Primetime celebrity talk show czar Dave Skylark is highly successful at what he does. Marshall Mathers outs himself as gay on Skylark Tonight, Rob Lowe outs himself as bald, Miley Cyrus opens up about her camel toe and Joseph Gordon-Levitt snuggles with some puppies in a little pen. Rich and compelling. Seth Rogen is Aaron, producer and longtime confidante to James Franco’s Dave, and he’s “the relatable one”. He’s also going through a bit of a crisis, believing that the work they’ve done on the show is becoming less and less important, and so he pushes Dave to dig for deeper, more meaningful segments. Dave delivers in spades: why not interview the Supreme Leader of North Korea Kim Jong-un?
So Dave and Aaron get the gig and go to North Korea, tasked along the way by the CIA to assassinate Kim Jong-un. The major problem with The Interview isn’t that this is in poor taste or that the plot alone is a spitshine-perfect display of American ignorance or anything like that.The thing is, The Interview just isn’t that funny. Sure, there are laughs out of Rogen and Franco, most of which come from the overwhelming sense that both of them are exclusively riffing and disregarding anything resembling a script. Franco is completely over-the-top and Rogen is conspicuously not at all, but the jokes are exactly what you’d expect out of any other movie starring these two (besides The Sound and the Fury). To call the humor lowbrow would somehow be saying too much. The laughs, then, never come from a place of true amusement because the jokes never come from a place of purpose.
…and they were never meant to, probably. A month ago, few batted an eyelid at The Interview. Now, of course, there are special screenings in L.A. with Rogen and Franco in attendance as if the words For Your Consideration were about to pop up behind them with a little Oscar logo. After the first poop joke occurs a few minutes into the movie I imagine the people who paid a solid chunk of money to be there began feeling a tad cheated, and after the next ninety-seven poop jokes who knows what they felt. The movie doesn’t even begin to hold up the media trappings it has acquired in the last few weeks; even as a zany Rogen-Franco comedy, though, this is weak.

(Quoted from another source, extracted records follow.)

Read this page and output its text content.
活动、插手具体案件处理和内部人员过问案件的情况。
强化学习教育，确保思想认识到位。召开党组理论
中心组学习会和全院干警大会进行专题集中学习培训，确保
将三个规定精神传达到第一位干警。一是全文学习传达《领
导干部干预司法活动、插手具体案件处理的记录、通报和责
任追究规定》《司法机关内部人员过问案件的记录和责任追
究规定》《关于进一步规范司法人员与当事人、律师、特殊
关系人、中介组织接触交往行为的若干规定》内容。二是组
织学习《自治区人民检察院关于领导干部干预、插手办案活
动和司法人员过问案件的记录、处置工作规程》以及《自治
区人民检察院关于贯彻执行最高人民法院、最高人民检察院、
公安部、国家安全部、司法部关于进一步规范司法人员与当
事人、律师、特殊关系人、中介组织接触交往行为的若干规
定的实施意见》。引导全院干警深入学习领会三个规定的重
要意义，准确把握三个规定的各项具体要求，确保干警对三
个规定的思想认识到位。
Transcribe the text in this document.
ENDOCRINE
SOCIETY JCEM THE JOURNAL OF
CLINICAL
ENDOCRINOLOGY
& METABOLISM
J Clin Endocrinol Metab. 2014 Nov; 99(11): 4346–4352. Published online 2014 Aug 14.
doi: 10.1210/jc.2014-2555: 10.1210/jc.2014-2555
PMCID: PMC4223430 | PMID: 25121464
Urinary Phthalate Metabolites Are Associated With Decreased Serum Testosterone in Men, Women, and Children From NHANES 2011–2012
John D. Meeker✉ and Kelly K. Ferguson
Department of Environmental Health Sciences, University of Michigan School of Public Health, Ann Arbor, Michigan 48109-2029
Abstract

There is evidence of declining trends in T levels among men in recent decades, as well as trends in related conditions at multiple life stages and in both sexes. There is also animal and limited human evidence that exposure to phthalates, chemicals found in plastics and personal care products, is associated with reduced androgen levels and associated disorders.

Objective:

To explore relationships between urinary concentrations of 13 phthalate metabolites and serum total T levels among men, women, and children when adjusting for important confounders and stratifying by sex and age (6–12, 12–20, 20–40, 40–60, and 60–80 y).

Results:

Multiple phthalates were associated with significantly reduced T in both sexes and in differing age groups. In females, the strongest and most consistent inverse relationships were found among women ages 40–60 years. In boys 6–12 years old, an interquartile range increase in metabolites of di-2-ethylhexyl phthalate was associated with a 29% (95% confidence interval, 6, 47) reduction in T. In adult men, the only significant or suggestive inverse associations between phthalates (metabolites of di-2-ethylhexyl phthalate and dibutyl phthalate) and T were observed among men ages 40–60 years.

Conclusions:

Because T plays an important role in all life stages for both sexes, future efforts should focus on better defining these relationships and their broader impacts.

That Greenwald quote would have The Interview planting “American notions of freedom and unbridled possibility in the minds of untold millions”, presumably awakening those young oppressed populations to the wonders of jokes about stinky crotches. That notion in itself would make me laugh (probably more than The Interview made me laugh) if not for the dark implication that all of this is somehow just going to end because of the hack and because of the comparatively new threat of cyberterrorism. If The Interview is the straw that breaks the Freedom Camel’s back, then yes, we’re all in trouble.
But it’s not. Freedom Camel rides on. In fact, if we’re lucky, this might mean that fewer movies like The Interview will get made because somebody walks away from this realizing that gags about Kim Jong-un’s haircut are no longer funny, if they ever were. Any worries about the unshakability of American notions of freedom and unbridled possibility probably don’t belong in the same breath as The Interview. If that conversation is your cup of tea, then exercise your freedom of choice and choose to skip this movie.